Ce qui ne nous a jamais empêchés d’avoir toujours eu beaucoup de respect et d’affection pour le travail du jeune homme. Qu’on avait déjà rencontré au plein cœur de la tourmente créée autour de son morceau « Sale Pute » lors du festival Les Ardentes en 2009. Seul festival, soit dit en passant, à ne pas avoir déprogrammé le talentueux rappeur. Pour l’heure, c’est dans les locaux de sa firme de disques que nous retrouvons celui qui risque bien d’être un « incontournable » en 2012.

Avant d’évoquer votre deuxième album, il est quasi impossible de ne pas revenir sur cette polémique de 2009. Serge Teyssot-Gay (ancien guitariste de Noir Désir) nous disait que lorsque vous avez fait la première partie de son nouveau projet Zone Libre à Rennes, des associations de féministes vous auraient presque lynché. Rétrospectivement ?

C’était dingue. Ce qui m’a plus fait péter les plombs à Rennes, c’est que les féministes avaient récupéré une manifestation d’étudiants et de NPA, un parti super à gauche. Du coup, le concert était très violent. Des gens empêchaient ceux qui avaient des tickets d’entrer… mais je ne faisais juste que la première partie de Zone Libre, ce n’était pas mon concert. C’était totalement absurde parce que Zone Libre est un groupe engagé.

Le danger, c’est qu’on arrive vite au n’importe quoi. Aujourd’hui, j’ai l’impression que la censure n’est plus une censure d’Etat. Il y a tellement d’informations qu’on n’arrive plus à y voir clair.

A bientôt trente ans, et si l’on en juge par « Le chant des sirènes », vos émotions sont plutôt contrastées, non ? Vous êtes un optimiste déraisonnable ou un pessimiste mesuré ?

En général, j’aime bien quand les émotions sont tranchées dans la musique. Pour faire quelque chose comme ça, il faut beaucoup de narration. Il faut forcément des éléments un peu plus dramatiques, il faut forcer le trait. Mon caractère, mon naturel, sera toujours plus négatif que positif. Quand je rentre chez moi le soir, seul, comme beaucoup de gens de ma génération je pense, je vais plus être vers le bas que vers le haut. Parce que je suis un être humain à peu près normal. Du coup, ça dépend de quel angle on regarde le disque. Un peu comme dans le premier. Il y a un côté assez sombre et un côté assez positif. Tout est question de perspectives.
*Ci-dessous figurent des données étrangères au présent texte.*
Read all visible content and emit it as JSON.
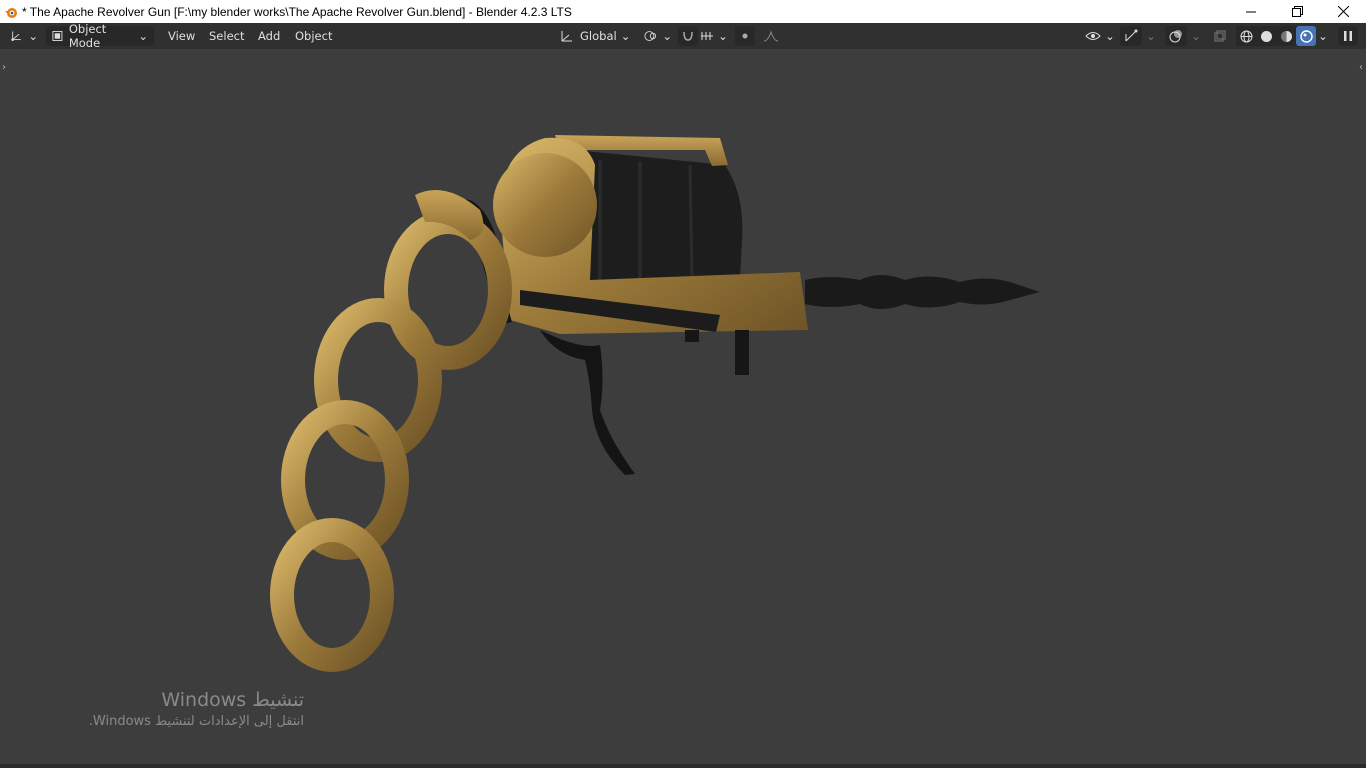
{
  "window": {
    "title": "* The Apache Revolver Gun [F:\\my blender works\\The Apache Revolver Gun.blend] - Blender 4.2.3 LTS",
    "minimize_icon": "minimize-icon",
    "restore_icon": "restore-icon",
    "close_icon": "close-icon"
  },
  "header": {
    "editor_type_icon": "3d-viewport-icon",
    "mode_label": "Object Mode",
    "menus": [
      "View",
      "Select",
      "Add",
      "Object"
    ],
    "transform_orientation": "Global",
    "pivot_icon": "pivot-point-icon",
    "snap_icon": "snap-icon",
    "proportional_icon": "proportional-editing-icon",
    "right_icons": [
      "visibility-icon",
      "gizmo-icon",
      "overlay-icon",
      "xray-icon",
      "wireframe-shading-icon",
      "solid-shading-icon",
      "material-preview-icon",
      "rendered-shading-icon"
    ]
  },
  "watermark": {
    "line1": "تنشيط Windows",
    "line2": "انتقل إلى الإعدادات لتنشيط Windows."
  },
  "colors": {
    "titlebar": "#ffffff",
    "header": "#303030",
    "viewport": "#3d3d3d",
    "accent": "#4772b3",
    "gold": "#b8944a",
    "dark_metal": "#1c1c1c"
  }
}
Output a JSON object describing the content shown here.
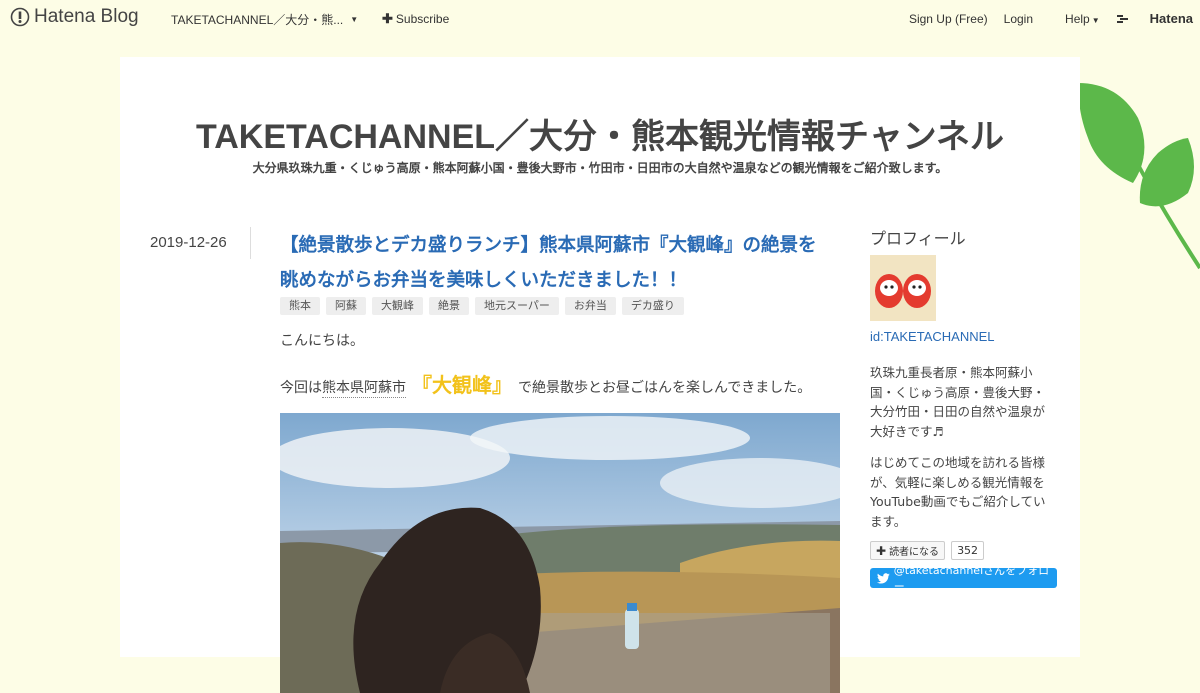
{
  "topbar": {
    "logo_text": "Hatena Blog",
    "blog_name": "TAKETACHANNEL／大分・熊...",
    "subscribe": "Subscribe",
    "signup": "Sign Up (Free)",
    "login": "Login",
    "help": "Help",
    "hatena": "Hatena"
  },
  "blog": {
    "title": "TAKETACHANNEL／大分・熊本観光情報チャンネル",
    "description": "大分県玖珠九重・くじゅう高原・熊本阿蘇小国・豊後大野市・竹田市・日田市の大自然や温泉などの観光情報をご紹介致します。"
  },
  "entry": {
    "date": "2019-12-26",
    "title_line1": "【絶景散歩とデカ盛りランチ】熊本県阿蘇市『大観峰』の絶景を",
    "title_line2": "眺めながらお弁当を美味しくいただきました！！",
    "tags": [
      "熊本",
      "阿蘇",
      "大観峰",
      "絶景",
      "地元スーパー",
      "お弁当",
      "デカ盛り"
    ],
    "greeting": "こんにちは。",
    "intro_prefix": "今回は",
    "intro_link": "熊本県阿蘇市",
    "intro_highlight": "『大観峰』",
    "intro_suffix": "で絶景散歩とお昼ごはんを楽しんできました。"
  },
  "sidebar": {
    "heading": "プロフィール",
    "user_id": "id:TAKETACHANNEL",
    "text1": "玖珠九重長者原・熊本阿蘇小国・くじゅう高原・豊後大野・大分竹田・日田の自然や温泉が大好きです♬",
    "text2": "はじめてこの地域を訪れる皆様が、気軽に楽しめる観光情報をYouTube動画でもご紹介しています。",
    "reader_button": "読者になる",
    "reader_count": "352",
    "twitter_follow": "@taketachannelさんをフォロー"
  },
  "colors": {
    "page_bg": "#fdfde6",
    "link_blue": "#2a6bb5",
    "highlight_yellow": "#f2c21b",
    "twitter_blue": "#1d9bf0",
    "leaf_green": "#5cb84a"
  },
  "icons": [
    "hatena-blog-logo-icon",
    "caret-down-icon",
    "plus-icon",
    "hatena-logo-icon",
    "twitter-bird-icon",
    "leaf-decoration",
    "daruma-avatar"
  ]
}
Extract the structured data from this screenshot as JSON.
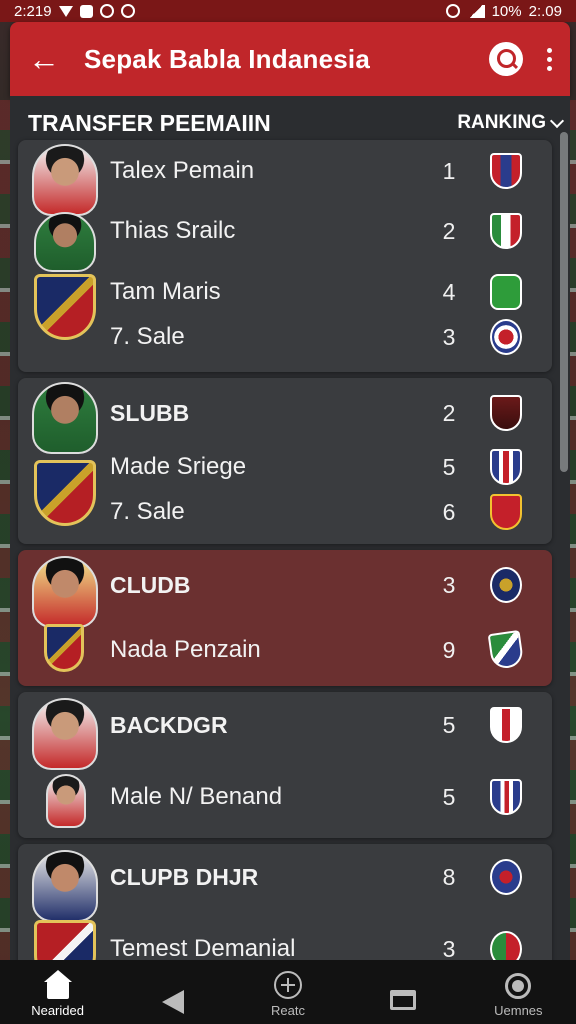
{
  "status": {
    "time": "2:219",
    "battery": "10%",
    "clock": "2:.09"
  },
  "appbar": {
    "title": "Sepak Babla Indanesia",
    "back_icon": "arrow-left-icon",
    "search_icon": "search-icon",
    "menu_icon": "more-vertical-icon"
  },
  "list": {
    "title": "TRANSFER PEEMAIIN",
    "sort_label": "RANKING"
  },
  "cards": [
    {
      "rows": [
        {
          "name": "Talex Pemain",
          "num": "1"
        },
        {
          "name": "Thias Srailc",
          "num": "2"
        },
        {
          "name": "Tam Maris",
          "num": "4"
        },
        {
          "name": "7. Sale",
          "num": "3"
        }
      ]
    },
    {
      "rows": [
        {
          "name": "SLUBB",
          "num": "2"
        },
        {
          "name": "Made Sriege",
          "num": "5"
        },
        {
          "name": "7. Sale",
          "num": "6"
        }
      ]
    },
    {
      "rows": [
        {
          "name": "CLUDB",
          "num": "3"
        },
        {
          "name": "Nada Penzain",
          "num": "9"
        }
      ]
    },
    {
      "rows": [
        {
          "name": "BACKDGR",
          "num": "5"
        },
        {
          "name": "Male N/ Benand",
          "num": "5"
        }
      ]
    },
    {
      "rows": [
        {
          "name": "CLUPB DHJR",
          "num": "8"
        },
        {
          "name": "Temest Demanial",
          "num": "3"
        }
      ]
    }
  ],
  "nav": {
    "home": "Nearided",
    "back": "",
    "add": "Reatc",
    "window": "",
    "profile": "Uemnes"
  },
  "colors": {
    "appbar": "#c0262a",
    "highlight_card": "#6b3030",
    "card": "#3a3c3f"
  }
}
Comment analyser « Suicide social », alors ?

Si on prend le côté négatif, c’est quelqu’un qui est au bord du suicide et qui voit le mal partout. À partir du moment où on a dénoncé toutes ces choses-là, où le personnage met le doigt sur ce qui ne fonctionne pas, c’est aussi le premier pas pour comprendre pourquoi cela ne fonctionne pas. Avec l’envie d’aller plus loin. Personnellement, je me sens mieux aujourd’hui que pendant mon adolescence. Ou même, le début du passage à l’âge adulte. C’est logique puisqu’aujourd’hui, j’ai une sorte de place dans la société. J’ai un métier. Je vis de ma passion, donc c’est cool. Je n’ai pas de raison d’être triste… mais, d’un autre côté, nous sommes dans une époque quand même assez étrange. Même dans mon métier, le disque. C’est une période assez bâtarde où je peux vivre de ma musique mais sans planifier sur plus de deux ans. Pas question de se reposer sur mes lauriers.

Vous pensez qu’il y a quinze ans, vous auriez vendu dix fois plus qu’aujourd’hui ?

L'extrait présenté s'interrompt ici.